The issue dominated the headlines for months on end.
So it seemed inevitable the universal pension would not survive the decades until I reached retirement age.
But I underestimated the potency of the issue as a political football (I also underestimated how fast those decades would pass). Since the surtax, successive governments have found it all but impossible to alter the current settings without setting off a political and public firestorm.
So sensitive is the subject that former PMs John Key, and Jacinda Ardern solemnly promised to resign, rather than tinker with the current settings.
The recent Freshwater Strategy poll for The Post demonstrates why age is so contentious as a mechanism for lowering super costs.
It is not popular with voters, who prefer means-testing the very rich.
The trouble with means-testing is that it probably won’t just be the very rich who are caught in its net; to make a meaningful difference to the Government’s books, it will likely also include those who don’t consider themselves rich at all.
This is what happened in the 90s during the surtax debate. It changed behaviours. Even my father, a rural school teacher - so hardly rich - was so determined the Government wouldn’t get his money that he set up a family trust, for very little benefit.
Among our own commentators there is a divergence of opinion.
The Post writer Max Rashbrooke wrote this week those of us who are advocating change are wrong.
Rashbrooke is a columnist I respect. But on this we are going to have to disagree. All government spending is about choices - and that’s why this is such a contentious issue.
We can of course choose to keep spending more on super - and the bill will keep rising, but only if we accept the tradeoffs. Less money for the escalating healthcare costs of an ageing population, for instance.
We are already seeing the effects of a health system that is under severe pressure. As a result, there are growing inequities between those who can afford health insurance and those who can’t.
It’s already happening and at an alarmingly fast rate. When my mother was diagnosed with cancer in 2018 she had private health insurance, which she had been paying into for years. When we weighed everything up, and compared what she could access in the public health system versus private, there was no great advantage to her opting for private care.
Just five years later, when my partner was diagnosed with cancer, we felt we had no choice but to go private. The state of the art equipment that promised to make a difference to his outcome was only available privately.

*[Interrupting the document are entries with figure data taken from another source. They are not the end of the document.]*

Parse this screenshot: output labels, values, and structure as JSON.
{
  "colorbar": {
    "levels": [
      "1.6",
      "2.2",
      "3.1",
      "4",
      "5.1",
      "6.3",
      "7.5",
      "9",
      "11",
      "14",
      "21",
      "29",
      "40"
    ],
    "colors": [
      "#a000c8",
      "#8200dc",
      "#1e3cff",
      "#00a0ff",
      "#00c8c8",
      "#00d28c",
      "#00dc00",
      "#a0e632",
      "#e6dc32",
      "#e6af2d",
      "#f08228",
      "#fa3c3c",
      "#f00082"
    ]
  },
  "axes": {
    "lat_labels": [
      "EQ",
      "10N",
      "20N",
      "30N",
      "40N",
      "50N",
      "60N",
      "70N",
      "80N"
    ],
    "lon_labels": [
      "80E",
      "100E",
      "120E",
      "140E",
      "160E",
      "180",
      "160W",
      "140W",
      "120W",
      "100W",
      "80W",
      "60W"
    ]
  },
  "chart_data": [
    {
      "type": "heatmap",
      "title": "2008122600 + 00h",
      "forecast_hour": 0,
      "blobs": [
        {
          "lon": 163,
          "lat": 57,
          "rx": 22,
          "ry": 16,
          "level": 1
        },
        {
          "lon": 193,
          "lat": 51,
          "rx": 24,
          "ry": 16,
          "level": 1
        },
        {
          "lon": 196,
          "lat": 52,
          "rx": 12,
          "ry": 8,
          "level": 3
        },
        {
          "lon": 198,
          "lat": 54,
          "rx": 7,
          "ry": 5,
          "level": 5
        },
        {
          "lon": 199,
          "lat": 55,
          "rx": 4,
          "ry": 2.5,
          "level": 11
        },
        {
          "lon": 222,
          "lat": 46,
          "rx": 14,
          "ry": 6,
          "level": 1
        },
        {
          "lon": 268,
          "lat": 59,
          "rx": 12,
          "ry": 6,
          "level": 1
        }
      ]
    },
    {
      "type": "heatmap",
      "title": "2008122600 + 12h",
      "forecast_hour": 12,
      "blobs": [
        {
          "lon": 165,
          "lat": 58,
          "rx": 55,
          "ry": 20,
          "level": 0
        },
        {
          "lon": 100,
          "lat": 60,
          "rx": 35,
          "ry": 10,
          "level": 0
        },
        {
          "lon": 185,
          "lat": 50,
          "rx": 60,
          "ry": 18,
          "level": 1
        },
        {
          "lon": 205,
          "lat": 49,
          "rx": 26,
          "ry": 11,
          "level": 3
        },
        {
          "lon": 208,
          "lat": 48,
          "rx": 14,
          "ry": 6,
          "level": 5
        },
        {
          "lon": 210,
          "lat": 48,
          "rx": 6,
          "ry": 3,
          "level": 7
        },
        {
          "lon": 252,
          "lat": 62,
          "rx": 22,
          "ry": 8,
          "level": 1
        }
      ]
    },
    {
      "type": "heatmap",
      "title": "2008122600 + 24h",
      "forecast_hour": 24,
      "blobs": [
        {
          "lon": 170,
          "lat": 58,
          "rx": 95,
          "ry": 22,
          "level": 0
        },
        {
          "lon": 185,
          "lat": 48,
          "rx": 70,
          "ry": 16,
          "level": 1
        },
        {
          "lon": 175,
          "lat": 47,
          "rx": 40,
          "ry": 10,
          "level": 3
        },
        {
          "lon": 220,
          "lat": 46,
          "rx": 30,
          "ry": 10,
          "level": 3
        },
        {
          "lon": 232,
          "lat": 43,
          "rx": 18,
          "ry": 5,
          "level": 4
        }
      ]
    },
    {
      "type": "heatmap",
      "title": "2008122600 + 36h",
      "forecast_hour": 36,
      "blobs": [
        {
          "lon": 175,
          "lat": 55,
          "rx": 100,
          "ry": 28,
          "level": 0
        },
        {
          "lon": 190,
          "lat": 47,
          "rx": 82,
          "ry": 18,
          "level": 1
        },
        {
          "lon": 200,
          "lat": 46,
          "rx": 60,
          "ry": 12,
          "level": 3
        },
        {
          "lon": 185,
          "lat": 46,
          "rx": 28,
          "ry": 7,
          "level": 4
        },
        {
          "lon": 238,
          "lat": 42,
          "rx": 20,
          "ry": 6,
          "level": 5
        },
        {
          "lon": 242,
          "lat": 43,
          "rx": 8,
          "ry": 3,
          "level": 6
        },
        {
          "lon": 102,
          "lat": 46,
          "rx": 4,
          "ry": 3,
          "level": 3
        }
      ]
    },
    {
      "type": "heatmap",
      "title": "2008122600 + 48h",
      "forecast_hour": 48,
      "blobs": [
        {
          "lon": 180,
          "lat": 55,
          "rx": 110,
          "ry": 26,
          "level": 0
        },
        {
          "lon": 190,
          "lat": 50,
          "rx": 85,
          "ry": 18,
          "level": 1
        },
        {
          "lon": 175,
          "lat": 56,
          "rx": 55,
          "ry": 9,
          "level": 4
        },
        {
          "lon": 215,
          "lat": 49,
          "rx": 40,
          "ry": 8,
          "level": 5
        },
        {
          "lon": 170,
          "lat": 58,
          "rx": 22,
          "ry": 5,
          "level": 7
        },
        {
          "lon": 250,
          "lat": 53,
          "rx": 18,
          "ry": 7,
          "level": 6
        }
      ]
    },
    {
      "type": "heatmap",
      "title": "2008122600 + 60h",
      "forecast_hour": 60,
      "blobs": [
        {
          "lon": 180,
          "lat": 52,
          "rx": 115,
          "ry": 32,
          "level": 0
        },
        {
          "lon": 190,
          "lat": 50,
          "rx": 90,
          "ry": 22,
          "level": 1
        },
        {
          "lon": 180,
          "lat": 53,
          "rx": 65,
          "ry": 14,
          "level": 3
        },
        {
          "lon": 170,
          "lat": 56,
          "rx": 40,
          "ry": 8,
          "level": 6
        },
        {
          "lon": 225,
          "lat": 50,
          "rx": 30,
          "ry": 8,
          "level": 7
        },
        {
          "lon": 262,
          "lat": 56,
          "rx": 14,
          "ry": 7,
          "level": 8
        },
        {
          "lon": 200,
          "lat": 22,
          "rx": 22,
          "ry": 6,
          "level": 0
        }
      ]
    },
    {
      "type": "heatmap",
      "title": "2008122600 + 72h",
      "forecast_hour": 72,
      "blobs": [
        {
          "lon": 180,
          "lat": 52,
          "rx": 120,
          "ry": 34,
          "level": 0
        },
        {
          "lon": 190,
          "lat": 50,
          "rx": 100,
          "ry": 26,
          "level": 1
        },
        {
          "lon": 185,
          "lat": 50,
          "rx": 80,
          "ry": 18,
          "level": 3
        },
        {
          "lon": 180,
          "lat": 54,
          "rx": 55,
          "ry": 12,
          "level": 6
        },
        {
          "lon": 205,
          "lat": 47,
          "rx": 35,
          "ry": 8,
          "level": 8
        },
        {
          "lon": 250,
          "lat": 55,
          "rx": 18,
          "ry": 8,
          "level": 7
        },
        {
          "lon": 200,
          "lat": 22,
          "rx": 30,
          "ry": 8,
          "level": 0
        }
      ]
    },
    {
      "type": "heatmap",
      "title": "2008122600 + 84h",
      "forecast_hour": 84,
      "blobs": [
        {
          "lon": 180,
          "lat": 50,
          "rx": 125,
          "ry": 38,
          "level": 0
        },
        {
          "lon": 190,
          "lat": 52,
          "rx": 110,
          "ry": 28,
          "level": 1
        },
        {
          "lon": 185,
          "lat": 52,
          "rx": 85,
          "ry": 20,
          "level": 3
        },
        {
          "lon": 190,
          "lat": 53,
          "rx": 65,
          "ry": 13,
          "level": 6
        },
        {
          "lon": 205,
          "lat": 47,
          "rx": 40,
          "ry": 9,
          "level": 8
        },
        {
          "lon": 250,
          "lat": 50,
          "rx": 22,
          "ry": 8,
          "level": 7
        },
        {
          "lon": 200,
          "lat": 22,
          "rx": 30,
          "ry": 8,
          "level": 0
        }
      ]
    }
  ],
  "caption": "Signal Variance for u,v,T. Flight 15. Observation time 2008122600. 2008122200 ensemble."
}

It was much later before the same equipment was available publicly.
Health is not the only tradeoff of course; what about education, crime, defence? What do we choose to spend less on, in order to spend more on super?
One of the reasons cited for keeping the current settings is the so-called Cullen superfund - now worth $84 billion - and which was designed to smooth the bulge of retiring baby boomers.
But that too involves tradeoffs; that’s $84 billion that will be spent on super, not elsewhere.
I don’t say this lightly, because, like many, I feel unprepared financially for retirement. Unlike younger me, I’m now banking on super still being there when I eventually do retire.
To me, raising the retirement age - including mine - seems like the option involving the least pain.
That’s the debate we need to have - and it’s one that we’ve been avoiding for far too long.